There are never any winners in regards to religion.
It's extremely rare for a person to alter his or her beliefs regardless of the literature (fact or fiction), events or the preaching of leaders or so called extremists.
Debating it is probably a mute point at best.
Yep. As I have pointed out before, people's faith is based (in most cases) on what their parents taught them. So a believer's faith is based on birth, not logic or truth.
So, these people running around killing people in the name of some god would not be doing so if they had simply been born into a family with different beliefs.
You see it in other aspects of life. What sort of car you drive, where you live, who you follow in sport, who you vote for. While these are not as immovable as religious belief, it shows that it's a common human trait.
Further to that, once a person has had a way of thinking or belief indoctrinated into them at birth, it's very, very difficult to move that, to change belief. It usually takes a traumatic event, such as war, death, sickness, or some other trauma, such as child abuse, rape or other physical abuse.
If discrepancies pop up, they are excused or explained away, sometimes with very complex reasoning.
An example of that would be when something written in the Quran or the Bible is in conflict with a person's faith. No matter what you put forward as evidence, it's explained away. For example, the jihad in the Quran is used to justify terrorist attacks by some, but for those who are against such violence, the offending passages are softened or reinterpreted.
Same with the Bible. Should gay marriage be allowed?

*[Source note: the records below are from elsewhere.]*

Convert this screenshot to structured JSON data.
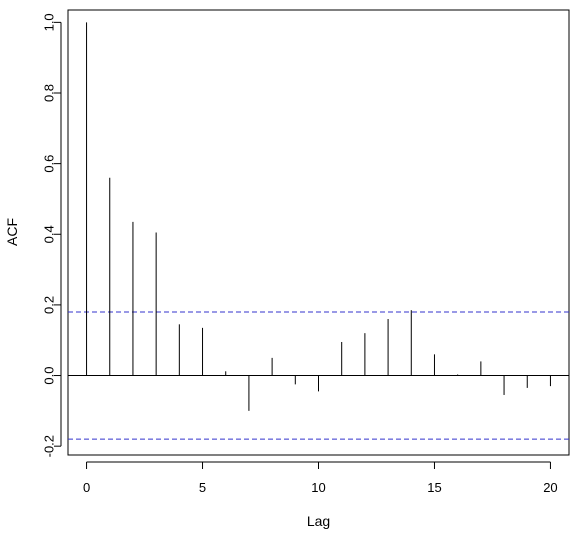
{
  "chart_data": {
    "type": "bar",
    "title": "",
    "xlabel": "Lag",
    "ylabel": "ACF",
    "x": [
      0,
      1,
      2,
      3,
      4,
      5,
      6,
      7,
      8,
      9,
      10,
      11,
      12,
      13,
      14,
      15,
      16,
      17,
      18,
      19,
      20
    ],
    "values": [
      1.0,
      0.56,
      0.435,
      0.405,
      0.145,
      0.135,
      0.012,
      -0.1,
      0.05,
      -0.025,
      -0.045,
      0.095,
      0.12,
      0.16,
      0.185,
      0.06,
      0.003,
      0.04,
      -0.055,
      -0.035,
      -0.03
    ],
    "confidence_band": [
      0.18,
      -0.18
    ],
    "confidence_band_color": "#3333cc",
    "bar_color": "#000000",
    "xlim": [
      -0.8,
      20.8
    ],
    "ylim": [
      -0.225,
      1.035
    ],
    "xticks": [
      0,
      5,
      10,
      15,
      20
    ],
    "xtick_labels": [
      "0",
      "5",
      "10",
      "15",
      "20"
    ],
    "yticks": [
      -0.2,
      0.0,
      0.2,
      0.4,
      0.6,
      0.8,
      1.0
    ],
    "ytick_labels": [
      "-0.2",
      "0.0",
      "0.2",
      "0.4",
      "0.6",
      "0.8",
      "1.0"
    ],
    "grid": false
  }
}
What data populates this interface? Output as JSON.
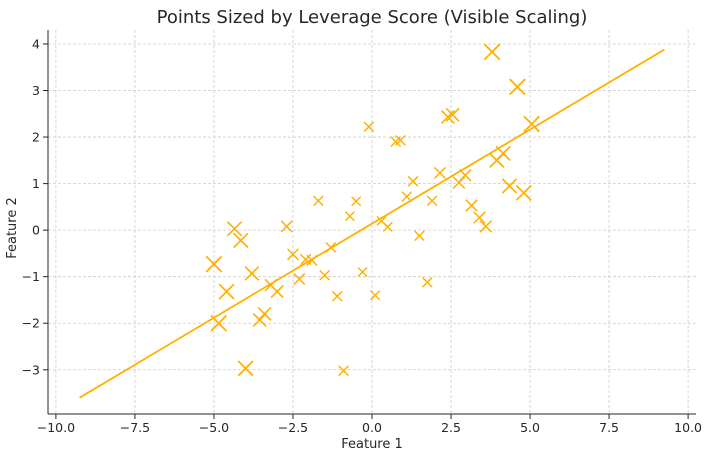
{
  "chart_data": {
    "type": "scatter",
    "title": "Points Sized by Leverage Score (Visible Scaling)",
    "xlabel": "Feature 1",
    "ylabel": "Feature 2",
    "xlim": [
      -10.25,
      10.25
    ],
    "ylim": [
      -3.95,
      4.3
    ],
    "xticks": [
      -10.0,
      -7.5,
      -5.0,
      -2.5,
      0.0,
      2.5,
      5.0,
      7.5,
      10.0
    ],
    "xtick_labels": [
      "−10.0",
      "−7.5",
      "−5.0",
      "−2.5",
      "0.0",
      "2.5",
      "5.0",
      "7.5",
      "10.0"
    ],
    "yticks": [
      -3,
      -2,
      -1,
      0,
      1,
      2,
      3,
      4
    ],
    "ytick_labels": [
      "−3",
      "−2",
      "−1",
      "0",
      "1",
      "2",
      "3",
      "4"
    ],
    "grid": true,
    "color": "#ffb000",
    "marker": "x",
    "points": [
      {
        "x": 3.8,
        "y": 3.83,
        "leverage": 0.16
      },
      {
        "x": 4.6,
        "y": 3.08,
        "leverage": 0.16
      },
      {
        "x": 5.05,
        "y": 2.28,
        "leverage": 0.16
      },
      {
        "x": 2.4,
        "y": 2.43,
        "leverage": 0.12
      },
      {
        "x": 2.55,
        "y": 2.48,
        "leverage": 0.12
      },
      {
        "x": -0.1,
        "y": 2.22,
        "leverage": 0.07
      },
      {
        "x": 0.75,
        "y": 1.9,
        "leverage": 0.07
      },
      {
        "x": 0.9,
        "y": 1.93,
        "leverage": 0.07
      },
      {
        "x": 4.15,
        "y": 1.65,
        "leverage": 0.14
      },
      {
        "x": 3.95,
        "y": 1.5,
        "leverage": 0.14
      },
      {
        "x": 2.15,
        "y": 1.23,
        "leverage": 0.09
      },
      {
        "x": 2.95,
        "y": 1.18,
        "leverage": 0.1
      },
      {
        "x": 2.75,
        "y": 1.02,
        "leverage": 0.1
      },
      {
        "x": 1.3,
        "y": 1.05,
        "leverage": 0.07
      },
      {
        "x": 4.35,
        "y": 0.95,
        "leverage": 0.14
      },
      {
        "x": 4.8,
        "y": 0.8,
        "leverage": 0.15
      },
      {
        "x": 1.1,
        "y": 0.72,
        "leverage": 0.07
      },
      {
        "x": 1.9,
        "y": 0.63,
        "leverage": 0.07
      },
      {
        "x": 3.15,
        "y": 0.53,
        "leverage": 0.1
      },
      {
        "x": 3.4,
        "y": 0.27,
        "leverage": 0.1
      },
      {
        "x": 3.6,
        "y": 0.08,
        "leverage": 0.1
      },
      {
        "x": -1.7,
        "y": 0.63,
        "leverage": 0.07
      },
      {
        "x": -0.5,
        "y": 0.62,
        "leverage": 0.06
      },
      {
        "x": -0.7,
        "y": 0.3,
        "leverage": 0.06
      },
      {
        "x": 0.3,
        "y": 0.2,
        "leverage": 0.06
      },
      {
        "x": 0.5,
        "y": 0.07,
        "leverage": 0.06
      },
      {
        "x": 1.5,
        "y": -0.12,
        "leverage": 0.07
      },
      {
        "x": -4.35,
        "y": 0.03,
        "leverage": 0.14
      },
      {
        "x": -4.15,
        "y": -0.22,
        "leverage": 0.14
      },
      {
        "x": -2.7,
        "y": 0.08,
        "leverage": 0.09
      },
      {
        "x": -2.5,
        "y": -0.52,
        "leverage": 0.09
      },
      {
        "x": -1.3,
        "y": -0.37,
        "leverage": 0.07
      },
      {
        "x": -2.1,
        "y": -0.63,
        "leverage": 0.08
      },
      {
        "x": -1.9,
        "y": -0.65,
        "leverage": 0.08
      },
      {
        "x": -5.0,
        "y": -0.73,
        "leverage": 0.16
      },
      {
        "x": -3.8,
        "y": -0.93,
        "leverage": 0.13
      },
      {
        "x": -1.5,
        "y": -0.97,
        "leverage": 0.07
      },
      {
        "x": -2.3,
        "y": -1.05,
        "leverage": 0.09
      },
      {
        "x": -0.3,
        "y": -0.9,
        "leverage": 0.06
      },
      {
        "x": -3.2,
        "y": -1.18,
        "leverage": 0.1
      },
      {
        "x": -3.0,
        "y": -1.32,
        "leverage": 0.11
      },
      {
        "x": -4.6,
        "y": -1.32,
        "leverage": 0.15
      },
      {
        "x": -1.1,
        "y": -1.42,
        "leverage": 0.07
      },
      {
        "x": 0.1,
        "y": -1.4,
        "leverage": 0.06
      },
      {
        "x": 1.75,
        "y": -1.12,
        "leverage": 0.07
      },
      {
        "x": -3.4,
        "y": -1.8,
        "leverage": 0.12
      },
      {
        "x": -3.55,
        "y": -1.93,
        "leverage": 0.12
      },
      {
        "x": -4.85,
        "y": -2.0,
        "leverage": 0.16
      },
      {
        "x": -4.0,
        "y": -2.97,
        "leverage": 0.15
      },
      {
        "x": -0.9,
        "y": -3.02,
        "leverage": 0.07
      }
    ],
    "fit_line": {
      "x": [
        -9.25,
        9.25
      ],
      "y": [
        -3.6,
        3.88
      ]
    }
  }
}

Well, how about going to the core of the issue. Should homosexuality be accepted? Not according to the bible. It's black and white. But in our society that is all explained away or ignored. Then there is the other extreme where you have people shooting up abortion clinics.
I'm talking here about people with a specific religious belief, not your average non religious westerner who has no need to justify their views based on a religion they don't follow.
Are these terrorist attacks based on Islamic belief? Yes. Do all Muslim follow the same way of thinking? No. So it is, essentially, a matter of theological interpretation. Pity people have to die for that.